Nations in the upper right generally resist creative destruction—they would rather generate growth by adding new capacity (e.g., building an R&D lab or a chip fab) than by displacing incumbents (e.g., supporting the taxi industry versus ride-sharing apps)—while still providing generous support to displaced workers. Think Belgium, France, Germany, Italy, and Spain. Unfortunately, these countries, rather than the EU nations in the upper-left quadrant, tend to dominate the European government, which is a big reason EU policy is often hostile to creative destruction.
Countries in the lower left are generally comfortable with creative destruction and typically view workers hurt by it as on their own, providing relatively little support. No advanced economy does nothing to help displaced workers, but many don’t do much, and some do even less than others. Enter the United States. Although Luddite forces are sadly gaining ground rapidly, pushing to move the United States toward the lower-right quadrant (resistance to creative destruction, coupled with low worker support)—or, in some cases, toward the upper right via universal basic income (while still resisting creative destruction)—the current system still leans toward growth first, support second. Other countries here include the United Kingdom, Canada, and Australia.
The lower-right quadrant is arguably the worst place to be, at least in terms of creative destruction. It’s the worst of both worlds: These countries are okay with new technologies, as long as no one loses a job (leading them to resist creative destruction, despite enjoying its outcomes), and they don’t provide much assistance for workers hurt by change. Specifically, when disruption occurs, they provide less support than continental European nations. Think Japan and South Korea.
One final note. It’s not clear that even if the United States significantly improved its system for helping dislocated workers—as ITIF has proposed—the growing, increasingly strident chorus opposing technologically driven creative destruction, particularly from AI and robotics, would suddenly take a breath and quiet down.

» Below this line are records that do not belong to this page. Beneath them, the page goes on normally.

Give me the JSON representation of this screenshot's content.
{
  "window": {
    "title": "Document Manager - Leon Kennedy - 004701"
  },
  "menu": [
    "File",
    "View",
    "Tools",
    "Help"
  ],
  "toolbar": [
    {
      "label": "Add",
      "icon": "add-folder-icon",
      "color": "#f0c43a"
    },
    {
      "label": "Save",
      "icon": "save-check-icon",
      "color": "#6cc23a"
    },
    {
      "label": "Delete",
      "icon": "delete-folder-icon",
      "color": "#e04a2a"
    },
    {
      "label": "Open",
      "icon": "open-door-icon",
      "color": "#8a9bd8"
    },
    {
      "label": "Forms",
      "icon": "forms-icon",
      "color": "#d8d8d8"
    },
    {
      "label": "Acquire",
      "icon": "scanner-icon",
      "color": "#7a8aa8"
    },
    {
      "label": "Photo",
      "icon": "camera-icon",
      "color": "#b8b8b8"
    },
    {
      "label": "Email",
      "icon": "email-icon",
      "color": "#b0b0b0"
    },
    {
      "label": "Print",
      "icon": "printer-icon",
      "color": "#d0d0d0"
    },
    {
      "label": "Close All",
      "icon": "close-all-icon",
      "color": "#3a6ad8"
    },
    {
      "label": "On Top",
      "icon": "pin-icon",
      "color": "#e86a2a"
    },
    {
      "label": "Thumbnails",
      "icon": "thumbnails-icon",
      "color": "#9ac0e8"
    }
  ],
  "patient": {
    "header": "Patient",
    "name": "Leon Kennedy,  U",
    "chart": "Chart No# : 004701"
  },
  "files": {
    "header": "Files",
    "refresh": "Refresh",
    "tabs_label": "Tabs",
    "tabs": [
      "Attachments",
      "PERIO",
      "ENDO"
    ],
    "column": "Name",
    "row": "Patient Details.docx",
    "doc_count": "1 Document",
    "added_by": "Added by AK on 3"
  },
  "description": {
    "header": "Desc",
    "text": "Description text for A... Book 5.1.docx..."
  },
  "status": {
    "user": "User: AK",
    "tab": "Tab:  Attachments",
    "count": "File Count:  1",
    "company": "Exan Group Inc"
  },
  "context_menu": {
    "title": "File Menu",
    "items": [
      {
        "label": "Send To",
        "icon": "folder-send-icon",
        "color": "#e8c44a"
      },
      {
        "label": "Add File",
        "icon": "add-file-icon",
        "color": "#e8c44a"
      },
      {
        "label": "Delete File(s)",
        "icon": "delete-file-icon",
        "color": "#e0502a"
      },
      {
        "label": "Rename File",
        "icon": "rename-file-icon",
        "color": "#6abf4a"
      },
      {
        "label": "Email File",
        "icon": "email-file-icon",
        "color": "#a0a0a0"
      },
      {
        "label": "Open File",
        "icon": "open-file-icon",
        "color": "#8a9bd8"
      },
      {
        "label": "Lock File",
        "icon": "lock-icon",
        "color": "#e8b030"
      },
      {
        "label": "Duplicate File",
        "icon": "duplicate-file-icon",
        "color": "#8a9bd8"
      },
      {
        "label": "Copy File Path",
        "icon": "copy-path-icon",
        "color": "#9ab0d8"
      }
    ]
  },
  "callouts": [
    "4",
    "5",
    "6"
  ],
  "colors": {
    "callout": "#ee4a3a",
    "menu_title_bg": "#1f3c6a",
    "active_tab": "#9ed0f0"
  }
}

I’d like to believe that better support would buy more political tolerance for disruption, but I remain skeptical. Ludditism is just too fashionable and too individually rewarding for its advocates now.
So yes, Congress should move the U.S. worker adjustment system closer to the Nordic model. But at the same time, supporters of growth must be prepared to fight politically, rhetorically, and intellectually to preserve America’s comparative advantage in embracing creative destruction.